Even dishes that stick closer to the prototypes — pancakes and sandwiches — distill the experience of eating to its essence. A steamed egg sandwich with cheese and caramelized onion on a classic Thomas’ English muffin may look like an Egg McMuffin but it’s the insistently porky sausage that conducts the symphony. It spills out of the bread haphazardly and has such a pronounced crunch that I started to confuse meat for muffin. 

A patty melt on rye conjures up both a diner and a deli Reuben. Roasted cabbage takes out the sour of sauerkraut but none of the texture, and there’s something about the sandwich that suggests a Big Mac might have just been elevated to fine dining. (This seems like a good time to call attention to the hash browns, which also manage to mic drop on fast food. They’re cubes of salty crust served with a smoked oyster aioli, which one eager woman ate with a spoon and loudly debated asking for extras.)

Like his old menu, Brown uses this one to play around with the concept of salads — he showers herbs in such liberal fashion that they become main ingredients. Shredded carrots are matched with mint, a market salad (featuring almost every offering from the eponymous market) is dressed in a coriander vinaigrette, and a cool plate of cucumbers is covered in fish bits and handfuls of enough dill to squint and see pickles approving of this welcome madness. Even black bass crudo is hiding under a mound of shaved celery and a neon green lovage oil, all of which turns a light seafood dish into a poem about produce.   

There are plenty of savory dishes as well that almost meander into dinner territory: fish in roasted onion broth, sausage and polenta, lamb meatballs with stewed beans. (They’re a sign of things to come as the restaurant expands into Friday dinner and beyond.) The only reason not to order them for brunch is that it’s a challenge to eat six large plates and it’s impossible not to want to eat everything. Don’t opt out of the fresh spaghetti, though, which is served simply with anchovy butter or preserved fennel seeds and sweet clam confit, each version waiting to be adopted into the Italian vernacular. 

S24ec57din

Chef Eric Brown and Sarah Watts, owners of Frank & Lauries’s. Photography by Angel Tucker

All of this should be enough. But Brown is aware that an afternoon meal almost always fixates on bread and here he complies with custom. Large biscuits with shards of sea salt are served with fresh jam and soft whipped butter, and if you had only a single bite of food at F&L’s, this might be the one. But the griddled pound cake is utterly pristine, an archetype of the highest caliber served with thick whipped cream that sits just to the left of sweet. Think ahead and order it as your closing dish, a worthy dessert even if you’re approaching overload. 

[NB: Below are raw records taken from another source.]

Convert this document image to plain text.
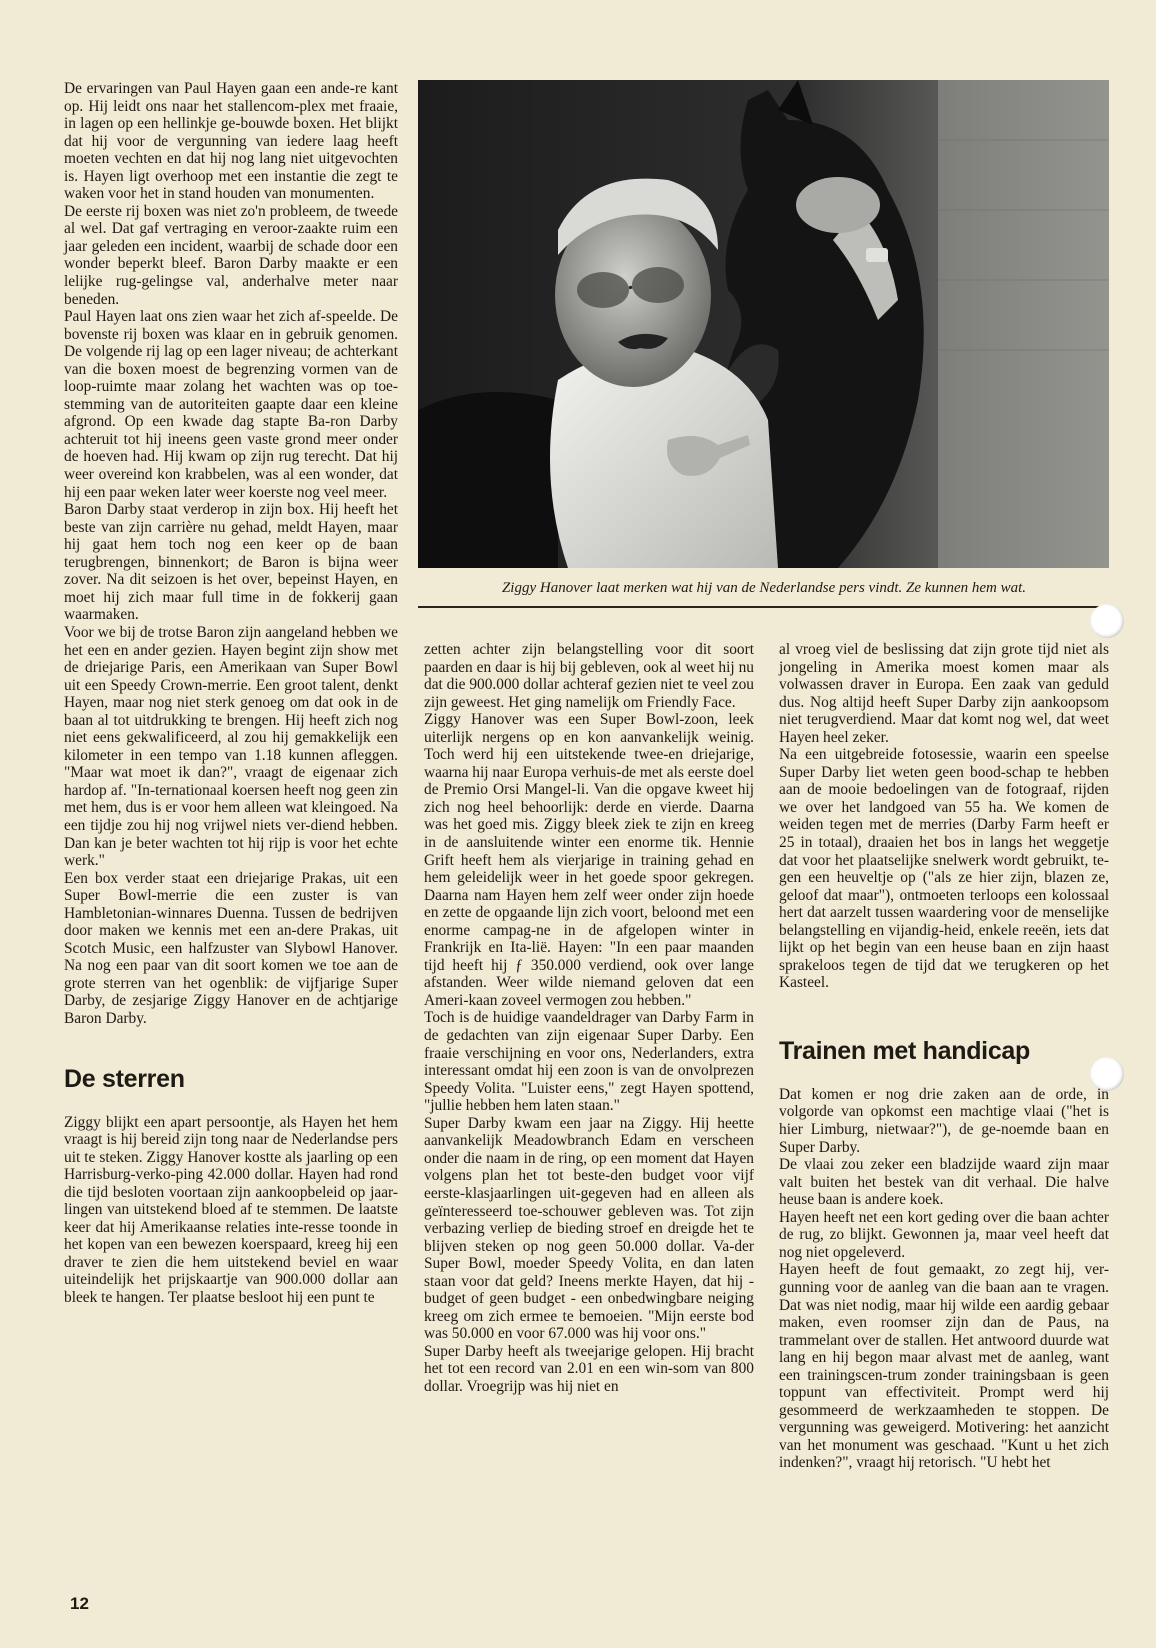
De ervaringen van Paul Hayen gaan een ande-re kant op. Hij leidt ons naar het stallencom-plex met fraaie, in lagen op een hellinkje ge-bouwde boxen. Het blijkt dat hij voor de vergunning van iedere laag heeft moeten vechten en dat hij nog lang niet uitgevochten is. Hayen ligt overhoop met een instantie die zegt te waken voor het in stand houden van monumenten.

De eerste rij boxen was niet zo'n probleem, de tweede al wel. Dat gaf vertraging en veroor-zaakte ruim een jaar geleden een incident, waarbij de schade door een wonder beperkt bleef. Baron Darby maakte er een lelijke rug-gelingse val, anderhalve meter naar beneden.

Paul Hayen laat ons zien waar het zich af-speelde. De bovenste rij boxen was klaar en in gebruik genomen. De volgende rij lag op een lager niveau; de achterkant van die boxen moest de begrenzing vormen van de loop-ruimte maar zolang het wachten was op toe-stemming van de autoriteiten gaapte daar een kleine afgrond. Op een kwade dag stapte Ba-ron Darby achteruit tot hij ineens geen vaste grond meer onder de hoeven had. Hij kwam op zijn rug terecht. Dat hij weer overeind kon krabbelen, was al een wonder, dat hij een paar weken later weer koerste nog veel meer.

Baron Darby staat verderop in zijn box. Hij heeft het beste van zijn carrière nu gehad, meldt Hayen, maar hij gaat hem toch nog een keer op de baan terugbrengen, binnenkort; de Baron is bijna weer zover. Na dit seizoen is het over, bepeinst Hayen, en moet hij zich maar full time in de fokkerij gaan waarmaken.

Voor we bij de trotse Baron zijn aangeland hebben we het een en ander gezien. Hayen begint zijn show met de driejarige Paris, een Amerikaan van Super Bowl uit een Speedy Crown-merrie. Een groot talent, denkt Hayen, maar nog niet sterk genoeg om dat ook in de baan al tot uitdrukking te brengen. Hij heeft zich nog niet eens gekwalificeerd, al zou hij gemakkelijk een kilometer in een tempo van 1.18 kunnen afleggen. "Maar wat moet ik dan?", vraagt de eigenaar zich hardop af. "In-ternationaal koersen heeft nog geen zin met hem, dus is er voor hem alleen wat kleingoed. Na een tijdje zou hij nog vrijwel niets ver-diend hebben. Dan kan je beter wachten tot hij rijp is voor het echte werk."

Een box verder staat een driejarige Prakas, uit een Super Bowl-merrie die een zuster is van Hambletonian-winnares Duenna. Tussen de bedrijven door maken we kennis met een an-dere Prakas, uit Scotch Music, een halfzuster van Slybowl Hanover. Na nog een paar van dit soort komen we toe aan de grote sterren van het ogenblik: de vijfjarige Super Darby, de zesjarige Ziggy Hanover en de achtjarige Baron Darby.

De sterren

Ziggy blijkt een apart persoontje, als Hayen het hem vraagt is hij bereid zijn tong naar de Nederlandse pers uit te steken. Ziggy Hanover kostte als jaarling op een Harrisburg-verko-ping 42.000 dollar. Hayen had rond die tijd besloten voortaan zijn aankoopbeleid op jaar-lingen van uitstekend bloed af te stemmen. De laatste keer dat hij Amerikaanse relaties inte-resse toonde in het kopen van een bewezen koerspaard, kreeg hij een draver te zien die hem uitstekend beviel en waar uiteindelijk het prijskaartje van 900.000 dollar aan bleek te hangen. Ter plaatse besloot hij een punt te

Ziggy Hanover laat merken wat hij van de Nederlandse pers vindt. Ze kunnen hem wat.

zetten achter zijn belangstelling voor dit soort paarden en daar is hij bij gebleven, ook al weet hij nu dat die 900.000 dollar achteraf gezien niet te veel zou zijn geweest. Het ging namelijk om Friendly Face.

Ziggy Hanover was een Super Bowl-zoon, leek uiterlijk nergens op en kon aanvankelijk weinig. Toch werd hij een uitstekende twee-en driejarige, waarna hij naar Europa verhuis-de met als eerste doel de Premio Orsi Mangel-li. Van die opgave kweet hij zich nog heel behoorlijk: derde en vierde. Daarna was het goed mis. Ziggy bleek ziek te zijn en kreeg in de aansluitende winter een enorme tik. Hennie Grift heeft hem als vierjarige in training gehad en hem geleidelijk weer in het goede spoor gekregen. Daarna nam Hayen hem zelf weer onder zijn hoede en zette de opgaande lijn zich voort, beloond met een enorme campag-ne in de afgelopen winter in Frankrijk en Ita-lië. Hayen: "In een paar maanden tijd heeft hij ƒ 350.000 verdiend, ook over lange afstanden. Weer wilde niemand geloven dat een Ameri-kaan zoveel vermogen zou hebben."

Toch is de huidige vaandeldrager van Darby Farm in de gedachten van zijn eigenaar Super Darby. Een fraaie verschijning en voor ons, Nederlanders, extra interessant omdat hij een zoon is van de onvolprezen Speedy Volita. "Luister eens," zegt Hayen spottend, "jullie hebben hem laten staan."

Super Darby kwam een jaar na Ziggy. Hij heette aanvankelijk Meadowbranch Edam en verscheen onder die naam in de ring, op een moment dat Hayen volgens plan het tot beste-den budget voor vijf eerste-klasjaarlingen uit-gegeven had en alleen als geïnteresseerd toe-schouwer gebleven was. Tot zijn verbazing verliep de bieding stroef en dreigde het te blijven steken op nog geen 50.000 dollar. Va-der Super Bowl, moeder Speedy Volita, en dan laten staan voor dat geld? Ineens merkte Hayen, dat hij - budget of geen budget - een onbedwingbare neiging kreeg om zich ermee te bemoeien. "Mijn eerste bod was 50.000 en voor 67.000 was hij voor ons."

Super Darby heeft als tweejarige gelopen. Hij bracht het tot een record van 2.01 en een win-som van 800 dollar. Vroegrijp was hij niet en

al vroeg viel de beslissing dat zijn grote tijd niet als jongeling in Amerika moest komen maar als volwassen draver in Europa. Een zaak van geduld dus. Nog altijd heeft Super Darby zijn aankoopsom niet terugverdiend. Maar dat komt nog wel, dat weet Hayen heel zeker.

Na een uitgebreide fotosessie, waarin een speelse Super Darby liet weten geen bood-schap te hebben aan de mooie bedoelingen van de fotograaf, rijden we over het landgoed van 55 ha. We komen de weiden tegen met de merries (Darby Farm heeft er 25 in totaal), draaien het bos in langs het weggetje dat voor het plaatselijke snelwerk wordt gebruikt, te-gen een heuveltje op ("als ze hier zijn, blazen ze, geloof dat maar"), ontmoeten terloops een kolossaal hert dat aarzelt tussen waardering voor de menselijke belangstelling en vijandig-heid, enkele reeën, iets dat lijkt op het begin van een heuse baan en zijn haast sprakeloos tegen de tijd dat we terugkeren op het Kasteel.

Trainen met handicap

Dat komen er nog drie zaken aan de orde, in volgorde van opkomst een machtige vlaai ("het is hier Limburg, nietwaar?"), de ge-noemde baan en Super Darby.

De vlaai zou zeker een bladzijde waard zijn maar valt buiten het bestek van dit verhaal. Die halve heuse baan is andere koek.

Hayen heeft net een kort geding over die baan achter de rug, zo blijkt. Gewonnen ja, maar veel heeft dat nog niet opgeleverd.

Hayen heeft de fout gemaakt, zo zegt hij, ver-gunning voor de aanleg van die baan aan te vragen. Dat was niet nodig, maar hij wilde een aardig gebaar maken, even roomser zijn dan de Paus, na trammelant over de stallen. Het antwoord duurde wat lang en hij begon maar alvast met de aanleg, want een trainingscen-trum zonder trainingsbaan is geen toppunt van effectiviteit. Prompt werd hij gesommeerd de werkzaamheden te stoppen. De vergunning was geweigerd. Motivering: het aanzicht van het monument was geschaad. "Kunt u het zich indenken?", vraagt hij retorisch. "U hebt het

12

Like his baked goods, Brown himself has settled into a groove that manages to marry modernity and comfort in equal measure, never asking diners to lose their footing entirely but consistently upending a meal that thrives on tradition. And while this small city has a great many culinary accomplishments under its belt, the fact that Providence convinced Eric Brown to settle here long-term might be its most notable coup of the year.